Notre démarche stratégique de transformation et de rassemblement, sur la base d'un bilan de la période écoulée et des enjeux de la période nouvelle - Congrès PCF

Avenir de notre démarche stratégique et bilan.
Contributeurs :

Si nous regardons objectivement la situation, il faut reconnaître que notre stratégie de Parti Communiste Français, n’a pas produit , toutes ces dernières années, une efficacité telle que des progrès significatifs aient été obtenus au regard de l’objectif de fond que nous nous assignons, à savoir le dépassement du capitalisme. Si l’on s’en tient aux faits apparents et malheureusement bien réels, depuis des décennies le niveau de vie de notre population s’est, malgré l’évolution des sciences et des techniques, plutôt dégradé et il n’est pas rare que l’on dise que le fait nouveau est que la génération actuelle vit plus mal que la précédente.

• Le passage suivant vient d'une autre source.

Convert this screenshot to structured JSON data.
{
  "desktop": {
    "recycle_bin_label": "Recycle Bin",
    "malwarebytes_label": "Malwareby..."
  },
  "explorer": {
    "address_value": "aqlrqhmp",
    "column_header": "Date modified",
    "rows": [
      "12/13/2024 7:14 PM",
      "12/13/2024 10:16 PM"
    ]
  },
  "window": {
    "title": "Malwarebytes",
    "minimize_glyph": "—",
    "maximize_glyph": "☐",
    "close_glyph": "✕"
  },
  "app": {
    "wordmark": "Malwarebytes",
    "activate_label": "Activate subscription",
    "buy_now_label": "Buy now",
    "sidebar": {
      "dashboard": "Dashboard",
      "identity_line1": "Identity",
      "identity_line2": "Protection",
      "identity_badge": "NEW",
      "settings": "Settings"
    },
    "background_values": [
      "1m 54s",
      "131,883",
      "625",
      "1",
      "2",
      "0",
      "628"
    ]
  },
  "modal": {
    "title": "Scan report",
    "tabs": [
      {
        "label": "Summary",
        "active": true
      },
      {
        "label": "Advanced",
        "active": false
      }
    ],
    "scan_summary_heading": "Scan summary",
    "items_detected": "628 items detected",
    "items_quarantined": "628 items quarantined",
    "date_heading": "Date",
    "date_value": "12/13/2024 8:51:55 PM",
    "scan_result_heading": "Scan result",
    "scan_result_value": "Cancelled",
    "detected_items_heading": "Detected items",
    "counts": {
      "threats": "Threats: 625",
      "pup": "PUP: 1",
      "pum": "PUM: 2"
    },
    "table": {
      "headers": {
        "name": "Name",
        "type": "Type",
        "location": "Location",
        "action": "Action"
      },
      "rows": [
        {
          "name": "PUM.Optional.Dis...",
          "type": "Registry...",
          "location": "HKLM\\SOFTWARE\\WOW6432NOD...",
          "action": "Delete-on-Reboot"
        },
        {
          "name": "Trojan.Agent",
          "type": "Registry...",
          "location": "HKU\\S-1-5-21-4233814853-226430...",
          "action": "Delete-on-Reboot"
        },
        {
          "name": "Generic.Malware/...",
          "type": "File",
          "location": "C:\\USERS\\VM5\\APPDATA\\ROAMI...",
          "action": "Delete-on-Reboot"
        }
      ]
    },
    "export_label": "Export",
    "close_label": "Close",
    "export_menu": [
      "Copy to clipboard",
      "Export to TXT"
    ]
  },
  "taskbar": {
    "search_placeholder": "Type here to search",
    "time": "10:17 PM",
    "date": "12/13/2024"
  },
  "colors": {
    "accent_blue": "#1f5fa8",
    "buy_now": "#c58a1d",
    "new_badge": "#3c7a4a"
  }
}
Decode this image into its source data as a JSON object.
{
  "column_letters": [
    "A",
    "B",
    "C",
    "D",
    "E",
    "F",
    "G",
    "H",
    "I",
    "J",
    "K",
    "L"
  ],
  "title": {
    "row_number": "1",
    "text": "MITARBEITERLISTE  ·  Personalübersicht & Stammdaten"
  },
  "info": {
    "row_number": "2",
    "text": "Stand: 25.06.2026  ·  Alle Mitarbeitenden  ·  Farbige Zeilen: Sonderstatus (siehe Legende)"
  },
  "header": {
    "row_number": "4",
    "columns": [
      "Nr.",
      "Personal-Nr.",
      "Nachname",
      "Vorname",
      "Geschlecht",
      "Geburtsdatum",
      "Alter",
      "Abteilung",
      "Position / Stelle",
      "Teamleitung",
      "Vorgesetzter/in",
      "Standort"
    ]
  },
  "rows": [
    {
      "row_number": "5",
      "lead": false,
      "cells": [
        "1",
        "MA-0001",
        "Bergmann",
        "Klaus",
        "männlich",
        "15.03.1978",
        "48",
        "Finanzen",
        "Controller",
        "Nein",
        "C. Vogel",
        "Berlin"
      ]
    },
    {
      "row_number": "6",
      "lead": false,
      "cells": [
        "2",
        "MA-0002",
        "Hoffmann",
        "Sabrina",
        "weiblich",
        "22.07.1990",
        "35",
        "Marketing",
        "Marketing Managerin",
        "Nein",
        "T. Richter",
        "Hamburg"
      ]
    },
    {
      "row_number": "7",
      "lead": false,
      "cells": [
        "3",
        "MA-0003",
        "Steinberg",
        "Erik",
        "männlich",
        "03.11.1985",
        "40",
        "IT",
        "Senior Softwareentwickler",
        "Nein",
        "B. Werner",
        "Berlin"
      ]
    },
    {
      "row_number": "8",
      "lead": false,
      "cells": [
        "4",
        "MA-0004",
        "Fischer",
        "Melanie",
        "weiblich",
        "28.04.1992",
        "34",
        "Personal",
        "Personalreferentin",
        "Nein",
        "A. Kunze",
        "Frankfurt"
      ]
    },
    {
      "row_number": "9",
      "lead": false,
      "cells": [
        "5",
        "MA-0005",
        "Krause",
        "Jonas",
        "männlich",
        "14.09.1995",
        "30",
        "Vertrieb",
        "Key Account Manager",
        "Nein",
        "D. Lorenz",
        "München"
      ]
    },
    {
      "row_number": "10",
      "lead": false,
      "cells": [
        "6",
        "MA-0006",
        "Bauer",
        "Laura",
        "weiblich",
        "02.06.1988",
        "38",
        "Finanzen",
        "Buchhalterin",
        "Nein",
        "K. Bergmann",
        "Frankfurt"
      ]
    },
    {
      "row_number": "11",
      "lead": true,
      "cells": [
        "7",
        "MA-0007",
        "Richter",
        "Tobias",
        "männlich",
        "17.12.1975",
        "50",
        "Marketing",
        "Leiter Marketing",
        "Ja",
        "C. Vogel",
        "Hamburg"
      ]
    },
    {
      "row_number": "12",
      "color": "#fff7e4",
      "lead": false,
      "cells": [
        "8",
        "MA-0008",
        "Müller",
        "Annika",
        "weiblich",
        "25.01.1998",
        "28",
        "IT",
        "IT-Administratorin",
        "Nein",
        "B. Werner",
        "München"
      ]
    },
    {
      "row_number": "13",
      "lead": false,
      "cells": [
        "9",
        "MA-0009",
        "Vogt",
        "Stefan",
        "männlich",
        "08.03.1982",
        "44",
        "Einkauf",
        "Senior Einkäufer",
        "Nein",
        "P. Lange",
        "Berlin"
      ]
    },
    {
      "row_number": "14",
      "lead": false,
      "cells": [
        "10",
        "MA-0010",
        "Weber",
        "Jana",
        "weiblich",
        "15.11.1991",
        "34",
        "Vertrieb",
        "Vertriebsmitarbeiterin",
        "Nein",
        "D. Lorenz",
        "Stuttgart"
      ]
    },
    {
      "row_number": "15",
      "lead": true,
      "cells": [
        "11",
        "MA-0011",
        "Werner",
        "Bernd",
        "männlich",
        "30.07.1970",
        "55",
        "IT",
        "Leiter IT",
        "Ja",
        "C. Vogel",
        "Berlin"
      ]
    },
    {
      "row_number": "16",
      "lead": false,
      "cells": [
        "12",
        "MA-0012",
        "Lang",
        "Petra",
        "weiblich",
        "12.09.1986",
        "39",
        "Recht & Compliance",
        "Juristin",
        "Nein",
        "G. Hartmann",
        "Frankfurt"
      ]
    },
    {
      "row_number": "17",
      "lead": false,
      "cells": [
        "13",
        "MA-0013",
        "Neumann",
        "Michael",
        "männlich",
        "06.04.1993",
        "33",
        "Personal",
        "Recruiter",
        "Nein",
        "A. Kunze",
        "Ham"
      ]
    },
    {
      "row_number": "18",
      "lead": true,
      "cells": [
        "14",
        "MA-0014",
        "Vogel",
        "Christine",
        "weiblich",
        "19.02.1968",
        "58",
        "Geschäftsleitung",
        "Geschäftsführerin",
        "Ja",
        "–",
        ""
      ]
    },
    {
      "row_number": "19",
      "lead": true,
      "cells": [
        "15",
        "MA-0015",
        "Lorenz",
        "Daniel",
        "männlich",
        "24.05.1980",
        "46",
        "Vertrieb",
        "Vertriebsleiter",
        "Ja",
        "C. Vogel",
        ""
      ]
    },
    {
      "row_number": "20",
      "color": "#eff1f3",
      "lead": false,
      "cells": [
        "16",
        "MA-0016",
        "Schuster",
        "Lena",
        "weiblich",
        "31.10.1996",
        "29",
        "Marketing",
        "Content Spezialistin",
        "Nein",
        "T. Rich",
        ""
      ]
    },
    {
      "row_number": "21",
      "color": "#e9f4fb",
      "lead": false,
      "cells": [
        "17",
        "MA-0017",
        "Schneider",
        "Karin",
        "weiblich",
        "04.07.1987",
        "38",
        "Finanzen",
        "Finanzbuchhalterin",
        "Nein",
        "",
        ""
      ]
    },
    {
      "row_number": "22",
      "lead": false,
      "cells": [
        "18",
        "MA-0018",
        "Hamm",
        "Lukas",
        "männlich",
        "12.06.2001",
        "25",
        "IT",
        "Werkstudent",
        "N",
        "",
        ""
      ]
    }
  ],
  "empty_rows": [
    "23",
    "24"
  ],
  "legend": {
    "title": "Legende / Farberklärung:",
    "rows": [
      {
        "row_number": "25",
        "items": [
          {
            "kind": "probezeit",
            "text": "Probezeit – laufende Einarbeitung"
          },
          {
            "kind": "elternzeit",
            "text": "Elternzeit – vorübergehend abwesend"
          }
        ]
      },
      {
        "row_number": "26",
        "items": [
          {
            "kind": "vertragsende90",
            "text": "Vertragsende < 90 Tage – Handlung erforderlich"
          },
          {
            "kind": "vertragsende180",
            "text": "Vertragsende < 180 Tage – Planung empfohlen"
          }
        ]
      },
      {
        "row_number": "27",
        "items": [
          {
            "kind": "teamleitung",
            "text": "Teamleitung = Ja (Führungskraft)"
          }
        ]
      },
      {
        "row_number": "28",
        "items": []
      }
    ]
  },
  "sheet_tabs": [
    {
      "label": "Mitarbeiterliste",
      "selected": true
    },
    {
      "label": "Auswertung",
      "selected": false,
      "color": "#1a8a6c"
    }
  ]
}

En environ 50 ans, au lendemain des conquis du Conseil National de la Résistance, le capitalisme s’est mondialisé et a évolué au point d’en être arrivé aujourd’hui à une domination globale de la finance internationale sur toutes les activités humaines ou presque. Ce tableau pourra paraître pessimiste et il est, sans doute, discutable mais le débat entre nous à ce sujet doit aller au bout sans gêne ni retenue. On a pour coutume de dire que la période historique est celle d’une crise globale de civilisation. C’est dire si la situation est grave et si l’urgence d’une évolution et même d’une révolution se pose de fait. D’un système ultra centralisé où la quasi totalité des richesses créées ainsi que les pouvoirs à l’échelle de la planète sont désormais entre les mains de quelques personnes, il s’agit, pour le plus grand nombre de s’orienter par la lutte vers la construction d’une perspective crédible de changement fondamental, c’est à dire de système. Il y a quelques temps dans La Dépêche du Midi, Alain Badiou disait : « Le problème actuel est de nature politique plutôt que sociale. La question décisive qui est mondiale est de savoir si l’économie capitaliste dominante qui met les ressources naturelles en coupe réglée pour que finalement une centaine de gens détiennent autant de biens que trois milliards d’autres, trouve enfin devant elle une autre voie, une autre force, qu’après bien d’autres je nomme communisme. Le nouveau communisme contre un capitalisme aussi arrogant que crépusculaire, telle est la question. Les luttes sociales ne sont que le milieu, l’élément, dans lequel cette question peut-être clarifiée et acceptée à l’échelle qui convient. »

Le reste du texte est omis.